Palo Alto Solar Permitting Process Leads The Way

Solar permitting in the US is a nightmare in many places. In world-leading solar countries like Germany and Italy, the process is much, much simpler. However, some localities in the US have worked on streamlining their process. Palo Alto’s new residential solar permitting process is about as streamlined as it gets. Read more in this Solar Love repost:

Solar permitting, obsessively onerous, is one of the biggest obstacles holding back even faster solar energy growth across the United States. Several studies have identified this, and have identified permitting as one reason why solar power is about twice as expensive in the US as in Germany.

So, it’s great to hear that Palo Alto, CA (one of my favorite cities in the world) has just streamlined its residential solar permitting process. (Note: it is also one of just a few North American municipalities that has a solar feed-in tariff, the #1 driver of solar power growth around the world.)

Solar panels in Palo Alto. Admittedly, not residential ones. Photo Credit: Richard Masoner / Cyclelicious / / CC BY-SA

Solar panels in Palo Alto. Admittedly, not residential ones. Photo Credit: Richard Masoner / Cyclelicious / / CC BY-SA

Chris Meehan of SolarReviews writes: “Under the new system, residents and business owners’ plans for PV systems may receive approval within five days of submitting all paperwork to the center. In fact, if a home or business owner wants to make an appointment with the city’s Development Center and has all the necessary paperwork in order, they could even walk out with an approved permit the day they go in. In reducing the time for permitting, the city also consolidated the inspection process.”

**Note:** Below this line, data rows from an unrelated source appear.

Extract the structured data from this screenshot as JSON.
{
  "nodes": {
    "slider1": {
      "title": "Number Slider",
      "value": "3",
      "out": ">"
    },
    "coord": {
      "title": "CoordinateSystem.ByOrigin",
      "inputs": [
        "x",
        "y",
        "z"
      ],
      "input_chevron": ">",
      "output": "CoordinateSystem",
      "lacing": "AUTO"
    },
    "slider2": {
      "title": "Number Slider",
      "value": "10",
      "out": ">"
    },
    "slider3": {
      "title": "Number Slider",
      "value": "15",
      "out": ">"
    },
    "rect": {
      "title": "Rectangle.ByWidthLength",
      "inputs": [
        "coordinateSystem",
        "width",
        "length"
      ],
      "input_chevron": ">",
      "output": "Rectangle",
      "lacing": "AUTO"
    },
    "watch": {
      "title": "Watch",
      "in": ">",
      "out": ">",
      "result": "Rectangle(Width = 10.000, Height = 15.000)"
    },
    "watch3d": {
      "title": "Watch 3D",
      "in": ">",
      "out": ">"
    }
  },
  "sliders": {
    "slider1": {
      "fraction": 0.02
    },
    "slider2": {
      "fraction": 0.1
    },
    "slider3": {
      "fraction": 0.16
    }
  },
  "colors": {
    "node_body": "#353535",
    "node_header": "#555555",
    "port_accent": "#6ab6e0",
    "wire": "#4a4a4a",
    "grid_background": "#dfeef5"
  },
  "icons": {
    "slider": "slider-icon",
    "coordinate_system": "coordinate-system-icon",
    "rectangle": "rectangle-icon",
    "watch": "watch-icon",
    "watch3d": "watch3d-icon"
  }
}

Palo Alto staff also commented. “In the few months we have been piloting this program since we last met with the PVAC we have seen drastic improvements in approval and pass rates for both plan checks and inspections,” said Development Service Director Peter Pirnejad. “Projects are getting through our process quicker and with more predictable results.”

“Process updates such as this advance our efforts for a fully open government. This type of collaboration between city staff and developers facilitates a deeper level of interaction within our community,” said Palo Alto City Manager James Keene.

This is a great step forward, and one that cities and counties across the continent should copy.